John Cleese Says Fawlty Towers Reboot Won’t Be ‘About Wokery’

John Cleese has opened up about what the reboot of Fawlty Towers will be about, explaining it won’t be ‘an anti-woke nightmare,’ that some feared it would be.

Cleese has signed a contract with Castle Rock Entertainment to bring the popular show Faulty Towers back to our screens, in which he will reprise his role as Basil Fawlty, and will be joined by his daughter Camilla. 

This comes over forty years after the comedy series came to an end. After a 4-year run on BBC Two, the program – widely recognised as one of the greatest sitcoms ever – left British television in 1979.

For those who don’t know, the show chronicled the misadventures of tense Torquay hotel owner Basil Fawlty and his wife Sybil, played by Cleese and Prunella Scales, as they struggled to maintain their establishment and marriage. 
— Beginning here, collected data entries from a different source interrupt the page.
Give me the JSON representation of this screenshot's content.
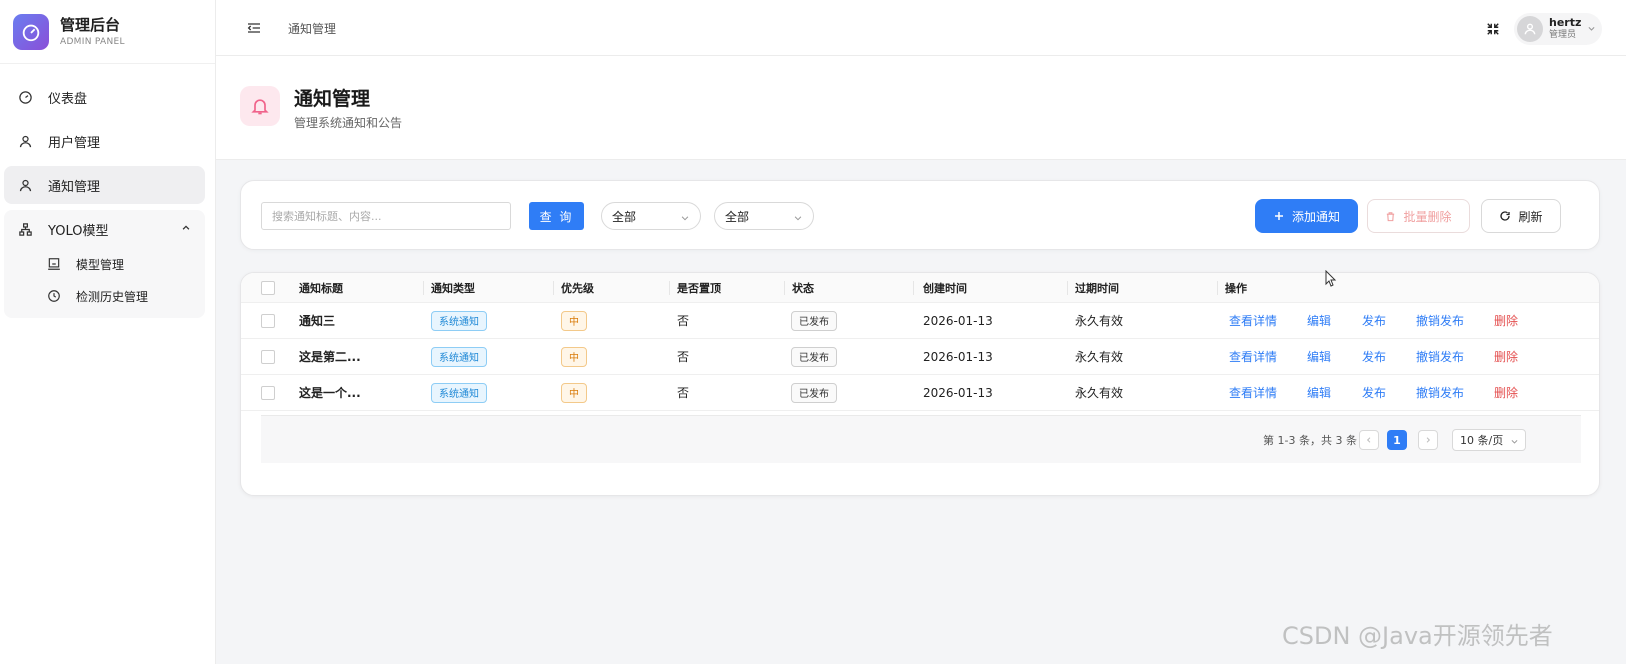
{
  "brand": {
    "title": "管理后台",
    "subtitle": "ADMIN PANEL"
  },
  "sidebar": {
    "items": [
      {
        "label": "仪表盘",
        "icon": "dashboard-icon"
      },
      {
        "label": "用户管理",
        "icon": "user-icon"
      },
      {
        "label": "通知管理",
        "icon": "user-icon",
        "active": true
      }
    ],
    "group": {
      "label": "YOLO模型",
      "icon": "sitemap-icon",
      "expanded": true,
      "children": [
        {
          "label": "模型管理",
          "icon": "model-icon"
        },
        {
          "label": "检测历史管理",
          "icon": "history-icon"
        }
      ]
    }
  },
  "header": {
    "breadcrumb": "通知管理",
    "user": {
      "name": "hertz",
      "role": "管理员"
    }
  },
  "page": {
    "title": "通知管理",
    "subtitle": "管理系统通知和公告"
  },
  "filters": {
    "search_placeholder": "搜索通知标题、内容...",
    "query_label": "查 询",
    "select1": "全部",
    "select2": "全部",
    "add_label": "添加通知",
    "batch_delete_label": "批量删除",
    "refresh_label": "刷新"
  },
  "table": {
    "columns": [
      "通知标题",
      "通知类型",
      "优先级",
      "是否置顶",
      "状态",
      "创建时间",
      "过期时间",
      "操作"
    ],
    "rows": [
      {
        "title": "通知三",
        "type": "系统通知",
        "priority": "中",
        "pinned": "否",
        "status": "已发布",
        "created": "2026-01-13",
        "expires": "永久有效"
      },
      {
        "title": "这是第二...",
        "type": "系统通知",
        "priority": "中",
        "pinned": "否",
        "status": "已发布",
        "created": "2026-01-13",
        "expires": "永久有效"
      },
      {
        "title": "这是一个...",
        "type": "系统通知",
        "priority": "中",
        "pinned": "否",
        "status": "已发布",
        "created": "2026-01-13",
        "expires": "永久有效"
      }
    ],
    "actions": {
      "view": "查看详情",
      "edit": "编辑",
      "publish": "发布",
      "unpublish": "撤销发布",
      "delete": "删除"
    }
  },
  "pagination": {
    "total_text": "第 1-3 条，共 3 条",
    "current": "1",
    "page_size": "10 条/页"
  },
  "watermark": "CSDN @Java开源领先者",
  "colors": {
    "primary": "#2f7df6",
    "danger": "#e44f4f"
  }
}
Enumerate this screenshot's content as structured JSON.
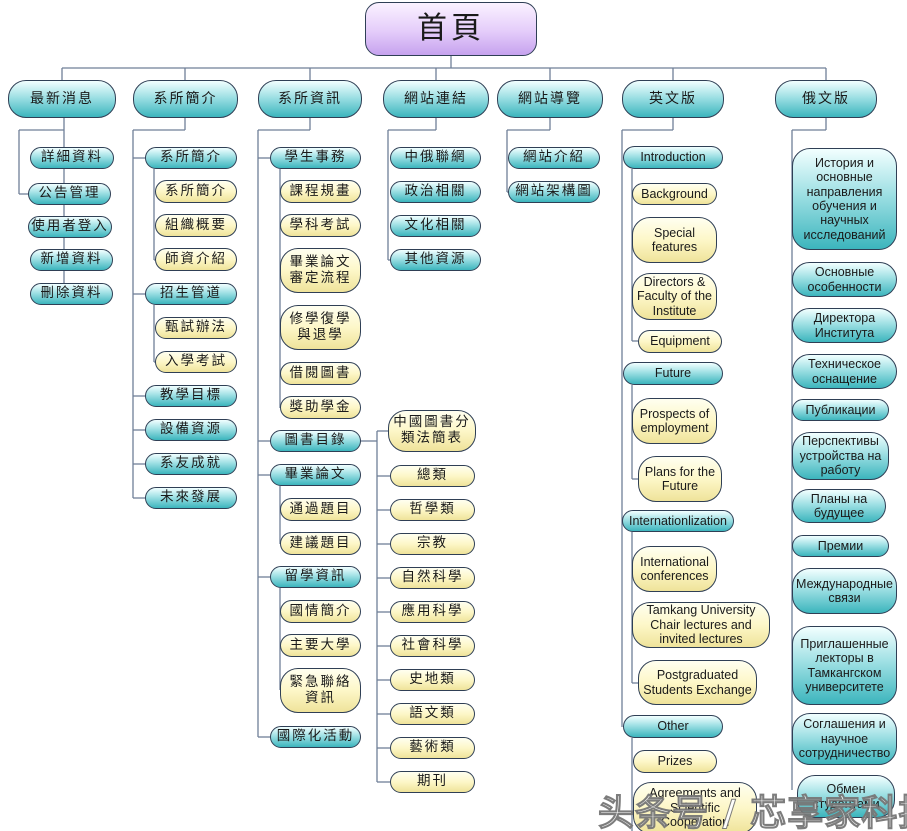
{
  "root": "首頁",
  "sections": [
    {
      "label": "最新消息",
      "children": [
        "詳細資料",
        "公告管理",
        "使用者登入",
        "新增資料",
        "刪除資料"
      ]
    },
    {
      "label": "系所簡介",
      "children": [
        {
          "label": "系所簡介",
          "children": [
            "系所簡介",
            "組織概要",
            "師資介紹"
          ]
        },
        {
          "label": "招生管道",
          "children": [
            "甄試辦法",
            "入學考試"
          ]
        },
        "教學目標",
        "設備資源",
        "系友成就",
        "未來發展"
      ]
    },
    {
      "label": "系所資訊",
      "children": [
        {
          "label": "學生事務",
          "children": [
            "課程規畫",
            "學科考試",
            "畢業論文審定流程",
            "修學復學與退學",
            "借閱圖書",
            "獎助學金"
          ]
        },
        {
          "label": "圖書目錄",
          "children": [
            "中國圖書分類法簡表",
            "總類",
            "哲學類",
            "宗教",
            "自然科學",
            "應用科學",
            "社會科學",
            "史地類",
            "語文類",
            "藝術類",
            "期刊"
          ]
        },
        {
          "label": "畢業論文",
          "children": [
            "通過題目",
            "建議題目"
          ]
        },
        {
          "label": "留學資訊",
          "children": [
            "國情簡介",
            "主要大學",
            "緊急聯絡資訊"
          ]
        },
        "國際化活動"
      ]
    },
    {
      "label": "網站連結",
      "children": [
        "中俄聯網",
        "政治相關",
        "文化相關",
        "其他資源"
      ]
    },
    {
      "label": "網站導覽",
      "children": [
        "網站介紹",
        "網站架構圖"
      ]
    },
    {
      "label": "英文版",
      "children": [
        {
          "label": "Introduction",
          "children": [
            "Background",
            "Special features",
            "Directors & Faculty of the Institute",
            "Equipment"
          ]
        },
        {
          "label": "Future",
          "children": [
            "Prospects of employment",
            "Plans for the Future"
          ]
        },
        {
          "label": "Internationlization",
          "children": [
            "International conferences",
            "Tamkang University Chair lectures and invited lectures",
            "Postgraduated Students Exchange"
          ]
        },
        {
          "label": "Other",
          "children": [
            "Prizes",
            "Agreements and Scientific Cooperation"
          ]
        }
      ]
    },
    {
      "label": "俄文版",
      "children": [
        "История и основные направления обучения и научных исследований",
        "Основные особенности",
        "Директора Института",
        "Техническое оснащение",
        "Публикации",
        "Перспективы устройства на работу",
        "Планы на будущее",
        "Премии",
        "Международные связи",
        "Приглашенные лекторы в Тамкангском университете",
        "Соглашения и научное сотрудничество",
        "Обмен студентами"
      ]
    }
  ],
  "watermark": "头条号 / 芯享家科技",
  "colors": {
    "branch": "#3cb5bd",
    "leaf": "#fdf7c8",
    "root": "#c6a2ee",
    "outline": "#2f3f55"
  }
}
Castle Rock Entertainment revealed on Tuesday that it has reached an agreement with Cleese to revive the popular show.

The eighty-three-year-old actor and author will reprise his role as Fawlty in the new series, and Camilla, who is also an actress, will co-star as the hotelier’s recently reunited long-lost daughter.

Director Matthew George, producer Derrick Rossi, and actor/filmmaker Rob Reiner will serve as executive producers on the show.

Speaking about the move, Cleese said: “When we first met, he [Matt] offered an excellent first idea, and then Matt, my daughter Camilla, and I had one of the best creative sessions I can remember.

“By dessert, we had an overall concept so good that, a few days later, it won the approval of Rob and Michele Reiner. Camilla and I look forward enormously to expanding it into a series.”

Rob Reiner added: “John Cleese is a comedy legend. Just the idea of working with him makes me laugh.

“The original show, written by Cleese and Connie Booth, ran on BBC Two for two series in 1975 and 1979. In 2019, it was named the greatest British sitcom of all time by a panel of television experts for Radio Times magazine.

“However, despite its success, Cleese has previously pushed back on the idea of reviving Fawlty Towers. In a 2009 interview, the comedian, then aged 69, said the cast would never make another episode because they are “too old and tired”.

Despite that, it seems he’s recently changed his tune and is more than ready to bring back the beloved character for modern audiences. 

But when it comes to rebooting old classics, fans of the original are almost always skeptical, and it seems the news has caused a lot of mixed opinions online. 

One wrote: “This has disaster written all over it, leave it alone, can’t think of a classic show that reappeared & was any good, porridge, open all hours, fools & horses to name a few. What made FT great was not only Basil but his interaction with those around him in the main cast who won’t be here…”

While another added: “I’m not sure about this. The original worked because of the chemistry between Basil and Sybil mainly, but also between all the main characters. The rework of Porridge didn’t work because that chemistry was missing. What looks good in theory doesn’t always work. I’d rather have a dim and distant memory of something brilliant than a recent memory of a failure.”

Some were also worried that it might be painfully anti-woke. But Cleese shot down that prejudgement, explaining that the new season will see his character move from Torquay to the Caribbean in a ‘small bijou hotel.’

“If you put it in the Caribbean, it becomes very multi-racial. People in the hotel business come from everywhere, so you can bring lots of different people together,” he said, speaking on GB News.

“The characteristic of Fawlty Towers was the pressure cooker atmosphere created in the hotel.”

John then replied to The Guardian’s headline that said the remake will be “an anti-woke nightmare.”

“They obviously know better than I do what’s going to be in it,” he said. “Maybe they should write an episode for me that they would find acceptable. Might not be very funny, but I’m sure it would really please some of their readers.”

He added: “The idea that it’s all going to be about wokery hadn’t particularly occurred to me.”

Cleese also confirmed that the show won’t be returning to the BBC for the revival, stating that they “wouldn’t get the freedom”.